US President Donald Trump unexpectedly called off a summit with North Korean dictator Kim Jong Un on Thursday in a letter released by the White House.
The meeting, which was scheduled for June 12 in Singapore, was meant to solve the threat posed by Pyongyang's nuclear arsenal.
What Donald Trump's letter said:
- Trump is pulling out of the summit due to "tremendous anger and open hostility" shown in Kim's recent statement.
- The world was losing "a great opportunity for lasting peace."
- He urged Kim not to "hesitate to call [him] or write" to reschedule the meet.
- Addressing Kim directly, Trump said: "You talk about your nuclear capabilities, but ours are so massive and powerful that I pray to God they will never have to be used."
DW Washington correspondent Alexandra von Nahmen shared the letter in its entirety:
'The world is going backwards'
South Korean President Moon Jae-in met with his top security staff in the wake of Trump's cancellation.
"(We) are trying to figure out what President Trump's intention is and the exact meaning of it," Yonhap news agency quoted presidential office spokesman Kim Eui Kyeom as saying.
UN Secretary General Antonio Guterres said he was "deeply concerned" by Trump's cancellation. Guterres stressed the efforts to rid the world of nuclear arms were in severe crisis and urged both parties to keep talking. The UN chief added that the "world is going backwards."
Read more: North Korea suspends talks with South, threatens to cancel Trump talks
The UK said it was "disappointed" by Trump's move. "We need to see an agreement that can bring about the completely verifiable and irreversible denuclearization of the Korean peninsula and we will continue to work with our partners to this end," the spokeswoman for UK Prime Minister Theresa May told reporters.
US Secretary of State Mike Pompeo read out Trump's letter while appearing before US lawmakers on Thursday.
Criticism from Germany
The news of the cancellation didn't go over well in Berlin. Rolf Mützenich, a foreign policy expert for the junior partners in the German government, the Social Democrats, criticized the decision.
"The cancellation of the summit is regrettable, but it's been coming for days," Mützenich told Deutsche Welle. "Trump and his team have cavalierly ignored the way their public statements and assertions were perceived in North Korea. A topic as important as the relaxation of the military situation on the Korean peninsula desires professional and credible preparation."
Opposition leaders were even more scabrous.
"Trump's way of doing business has failed because his premature boasting about 'honorable Kim Jong-Un' has left him no room to save face and because he defined the maximum possible result, the denuclearization of North Korea, as a condition for negotiations," Green Party foreign policy expert Omid Nouripour told DW. "That was megalomaniacal and dilettantish. I hope he hasn't destroyed the South Korean president's successful policies of détente."

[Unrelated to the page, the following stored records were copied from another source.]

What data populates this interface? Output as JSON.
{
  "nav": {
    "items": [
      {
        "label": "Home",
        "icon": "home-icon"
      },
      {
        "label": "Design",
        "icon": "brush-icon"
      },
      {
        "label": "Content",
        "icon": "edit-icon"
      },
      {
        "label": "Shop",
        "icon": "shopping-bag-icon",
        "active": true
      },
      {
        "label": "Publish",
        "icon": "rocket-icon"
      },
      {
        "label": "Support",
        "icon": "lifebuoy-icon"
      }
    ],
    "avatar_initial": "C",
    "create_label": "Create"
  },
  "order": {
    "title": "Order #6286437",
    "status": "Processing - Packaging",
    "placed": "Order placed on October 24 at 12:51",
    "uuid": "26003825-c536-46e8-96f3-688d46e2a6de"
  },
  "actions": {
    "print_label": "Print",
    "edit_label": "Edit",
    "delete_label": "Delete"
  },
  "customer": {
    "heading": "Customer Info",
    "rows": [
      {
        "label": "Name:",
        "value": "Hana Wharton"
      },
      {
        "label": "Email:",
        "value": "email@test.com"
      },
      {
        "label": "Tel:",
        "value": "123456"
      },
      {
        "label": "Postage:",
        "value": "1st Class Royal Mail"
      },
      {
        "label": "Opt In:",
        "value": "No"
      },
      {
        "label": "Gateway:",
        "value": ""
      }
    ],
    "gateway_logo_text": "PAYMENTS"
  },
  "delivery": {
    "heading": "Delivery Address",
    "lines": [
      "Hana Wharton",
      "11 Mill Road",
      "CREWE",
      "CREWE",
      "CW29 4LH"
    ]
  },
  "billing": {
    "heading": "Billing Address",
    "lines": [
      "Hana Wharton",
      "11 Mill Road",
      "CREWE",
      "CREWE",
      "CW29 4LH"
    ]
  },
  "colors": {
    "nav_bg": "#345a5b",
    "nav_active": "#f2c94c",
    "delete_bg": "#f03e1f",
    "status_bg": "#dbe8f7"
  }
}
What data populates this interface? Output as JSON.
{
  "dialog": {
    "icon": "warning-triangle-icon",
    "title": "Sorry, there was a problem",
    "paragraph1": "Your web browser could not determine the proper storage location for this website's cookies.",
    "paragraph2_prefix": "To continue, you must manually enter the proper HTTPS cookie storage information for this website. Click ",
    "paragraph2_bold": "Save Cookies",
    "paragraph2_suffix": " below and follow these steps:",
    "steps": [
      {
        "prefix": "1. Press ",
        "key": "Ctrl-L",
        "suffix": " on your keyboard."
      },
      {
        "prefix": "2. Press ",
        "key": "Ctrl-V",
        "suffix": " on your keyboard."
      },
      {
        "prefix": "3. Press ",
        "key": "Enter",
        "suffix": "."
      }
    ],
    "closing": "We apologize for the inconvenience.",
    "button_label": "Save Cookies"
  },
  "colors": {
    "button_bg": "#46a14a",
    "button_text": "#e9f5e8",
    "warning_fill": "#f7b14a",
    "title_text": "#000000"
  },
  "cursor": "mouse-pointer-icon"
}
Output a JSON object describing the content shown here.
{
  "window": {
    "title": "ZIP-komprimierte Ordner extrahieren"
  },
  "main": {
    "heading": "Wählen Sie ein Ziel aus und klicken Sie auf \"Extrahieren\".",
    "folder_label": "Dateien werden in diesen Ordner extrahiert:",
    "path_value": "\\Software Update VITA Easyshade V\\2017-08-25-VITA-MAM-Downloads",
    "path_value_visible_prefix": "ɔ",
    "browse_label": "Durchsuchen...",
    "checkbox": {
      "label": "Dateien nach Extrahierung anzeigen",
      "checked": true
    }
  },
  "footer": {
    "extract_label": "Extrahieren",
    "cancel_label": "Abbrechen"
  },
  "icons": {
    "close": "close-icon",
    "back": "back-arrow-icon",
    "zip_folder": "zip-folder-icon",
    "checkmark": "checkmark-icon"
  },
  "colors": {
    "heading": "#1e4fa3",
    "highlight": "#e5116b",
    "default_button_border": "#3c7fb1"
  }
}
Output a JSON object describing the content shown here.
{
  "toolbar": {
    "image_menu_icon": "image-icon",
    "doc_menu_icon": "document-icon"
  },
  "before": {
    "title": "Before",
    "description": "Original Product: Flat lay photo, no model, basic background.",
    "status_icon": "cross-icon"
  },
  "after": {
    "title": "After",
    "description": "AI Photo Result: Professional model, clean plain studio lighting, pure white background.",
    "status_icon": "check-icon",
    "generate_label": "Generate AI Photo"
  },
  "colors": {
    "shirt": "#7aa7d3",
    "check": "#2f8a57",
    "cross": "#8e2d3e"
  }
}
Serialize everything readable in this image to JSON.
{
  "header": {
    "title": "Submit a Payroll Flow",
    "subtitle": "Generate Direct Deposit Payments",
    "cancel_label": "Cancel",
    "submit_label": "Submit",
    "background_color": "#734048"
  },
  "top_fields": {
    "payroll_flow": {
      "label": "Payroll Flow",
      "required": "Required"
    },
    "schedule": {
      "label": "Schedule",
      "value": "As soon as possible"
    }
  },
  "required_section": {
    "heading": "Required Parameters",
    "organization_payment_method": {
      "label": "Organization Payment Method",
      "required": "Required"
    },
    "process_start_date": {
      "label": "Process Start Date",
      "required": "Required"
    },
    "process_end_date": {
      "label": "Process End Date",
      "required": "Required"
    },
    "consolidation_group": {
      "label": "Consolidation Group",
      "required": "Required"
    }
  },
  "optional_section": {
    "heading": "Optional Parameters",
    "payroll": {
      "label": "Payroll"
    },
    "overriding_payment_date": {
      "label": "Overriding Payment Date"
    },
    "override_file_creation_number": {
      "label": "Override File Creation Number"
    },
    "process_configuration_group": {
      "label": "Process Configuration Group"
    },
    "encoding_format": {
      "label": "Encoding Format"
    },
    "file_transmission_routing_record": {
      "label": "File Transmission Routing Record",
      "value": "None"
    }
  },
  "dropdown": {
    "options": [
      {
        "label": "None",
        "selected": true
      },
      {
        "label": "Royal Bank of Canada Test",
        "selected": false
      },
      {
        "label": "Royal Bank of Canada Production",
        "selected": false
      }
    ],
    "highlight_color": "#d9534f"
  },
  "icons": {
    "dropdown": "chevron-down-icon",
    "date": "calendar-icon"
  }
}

Peter Beyer, Germany's Trans-Atlantic Coordinator, told DW: "We should encourage any attempt to peacefully resolve the conflict over the North Korean nuclear and missile programme through diplomacy and talks. At the same time, pressure must be maintained on the North Korean regime to open serious talks. While this is a Herculean task, our goal is still the complete, irreversible and verifiable de-nuclearization of North Korea."
High expectations for cancelled summit: Trump had been praised by South Korea, China, and numerous US allies for agreeing to meet Kim and discuss the denuclearization of the peninsula. The isolated North Korea commands a fully functioning nuclear arsenal and its leadership has boasted it can target any part of the US mainland.
North Korea's offending statement: Earlier on Thursday, Pyongyang slammed US Vice President Mike Pence as a "political dummy" for comparing them to Libya, saying his comments were "ignorant and stupid," and threatening to cancel the summit themselves.
Read more: North Korea to abandon Trump nuclear meeting 'if cornered'
Blowing up part of a nuclear site: Trump's withdrawal followed North Korea reportedly destroying the tunnels running under the nation's only known nuclear test site with foreign reporters monitoring the event.
'Backdoor' still open?
In his letter, Trump signaled he was still willing to meet Kim some time in the future, while an unnamed White House official told Reuters news agency there was still "a backdoor that's open" if Pyongyang changed its rhetoric.
Later on Thursday, Trump also said it was "possible that the existing summit could take place," possibly on another date, and that he was "waiting" if Kim Jong Un was willing to engage. "Nobody should be anxious," he added.